- Em 2025 a dívida bruta brasileira ficou em cerca de 78,7% do PIB; projeções indicam cenário próximo de 95% até o fim da década.
- O custo financeiro, ou seja, o pagamento de juros da dívida, foi o principal fator de déficit nominal de 1,007 trilhão de reais (7,91% do PIB).
- A taxa Selic, em torno de 15% ao ano, eleva o endividamento: cada alta de 1 ponto percentual pode acrescentar cerca de 50 bilhões de reais ao ano no custo da dívida.
- Historicamente, o país mostrou que o aumento do custo da dívida não impede o pagamento das obrigações, traduzindo a importância de entender a dívida por uma lente histórica e estrutural.

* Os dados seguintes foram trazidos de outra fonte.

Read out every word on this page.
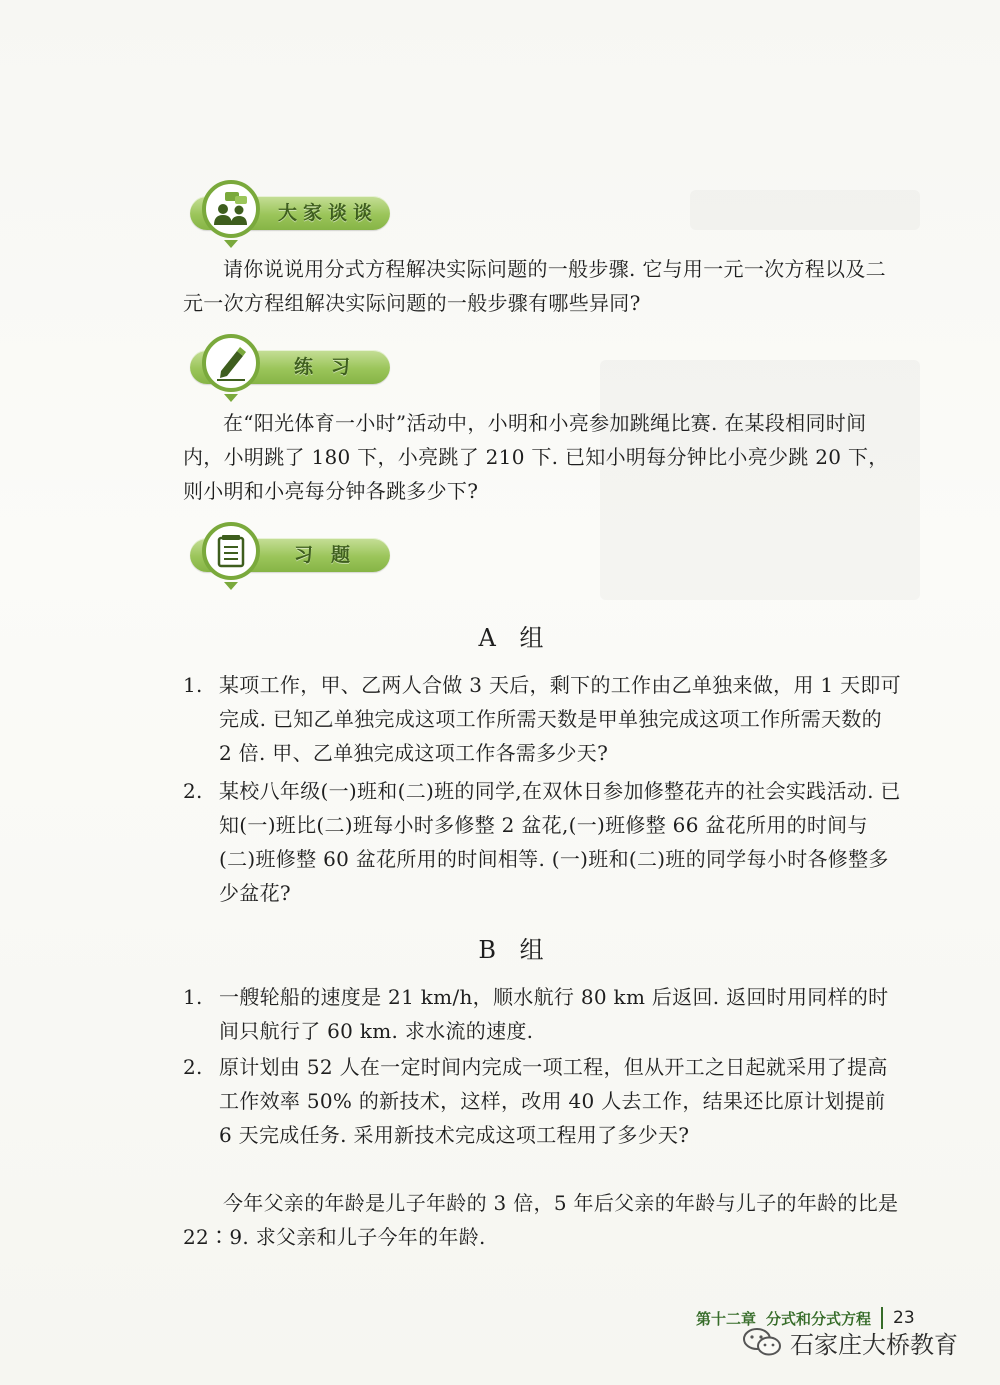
大家谈谈

请你说说用分式方程解决实际问题的一般步骤. 它与用一元一次方程以及二元一次方程组解决实际问题的一般步骤有哪些异同?

练习

在“阳光体育一小时”活动中，小明和小亮参加跳绳比赛. 在某段相同时间内，小明跳了 180 下，小亮跳了 210 下. 已知小明每分钟比小亮少跳 20 下，则小明和小亮每分钟各跳多少下?

习题
A 组
1. 某项工作，甲、乙两人合做 3 天后，剩下的工作由乙单独来做，用 1 天即可完成. 已知乙单独完成这项工作所需天数是甲单独完成这项工作所需天数的 2 倍. 甲、乙单独完成这项工作各需多少天?
2. 某校八年级(一)班和(二)班的同学,在双休日参加修整花卉的社会实践活动. 已知(一)班比(二)班每小时多修整 2 盆花,(一)班修整 66 盆花所用的时间与(二)班修整 60 盆花所用的时间相等. (一)班和(二)班的同学每小时各修整多少盆花?
B 组
1. 一艘轮船的速度是 21 km/h，顺水航行 80 km 后返回. 返回时用同样的时间只航行了 60 km. 求水流的速度.
2. 原计划由 52 人在一定时间内完成一项工程，但从开工之日起就采用了提高工作效率 50% 的新技术，这样，改用 40 人去工作，结果还比原计划提前 6 天完成任务. 采用新技术完成这项工程用了多少天?

今年父亲的年龄是儿子年龄的 3 倍，5 年后父亲的年龄与儿子的年龄的比是 22∶9. 求父亲和儿子今年的年龄.

第十二章 分式和分式方程 23
石家庄大桥教育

- O balanço entre resultado fiscal, crescimento econômico e custo financeiro é essencial: reduzir gradualmente as taxas de juros poderia ajudar a frear a expansão da dívida e estimular investimento produtivo.
A dívida pública bruta brasileira atingiu aproximadamente 78,7% do PIB em 2025, segundo o Tesouro Nacional. Projeções indicam que esse indicador pode chegar a quase 95% até o fim da década. Parte dos analistas atribui o endividamento ao aumento de gastos, mas a dinâmica atual é fortemente influenciada pelas taxas de juros.
Dados recentes mostram que, em 2025, o déficit primário ficou em torno de 55 bilhões de reais, equivalente a 0,43% do PIB, conforme o Banco Central. Já o déficit nominal, que inclui o pagamento de juros, chegou a aproximadamente 1,007 trilhão de reais, ou 7,91% do PIB. O custo financeiro domina o resultado negativo.
A taxa Selic, próxima de 15% ao ano, impacta diretamente o crescimento da dívida. Estima-se que cada alta de 1 ponto percentual na taxa, mantida por doze meses, eleva o custo da dívida em cerca de 50 bilhões de reais por ano. O efeito gera um ciclo de endividamento alimentado pelos juros.
Historicamente, o país já enfrentou períodos de deterioração da percepção de risco sem romper compromissos com a dívida. No final do governo FHC, o risco Brasil chegou a vários milhares de pontos-base, mas houve continuidade de pagamentos e posterior redução do risco soberano.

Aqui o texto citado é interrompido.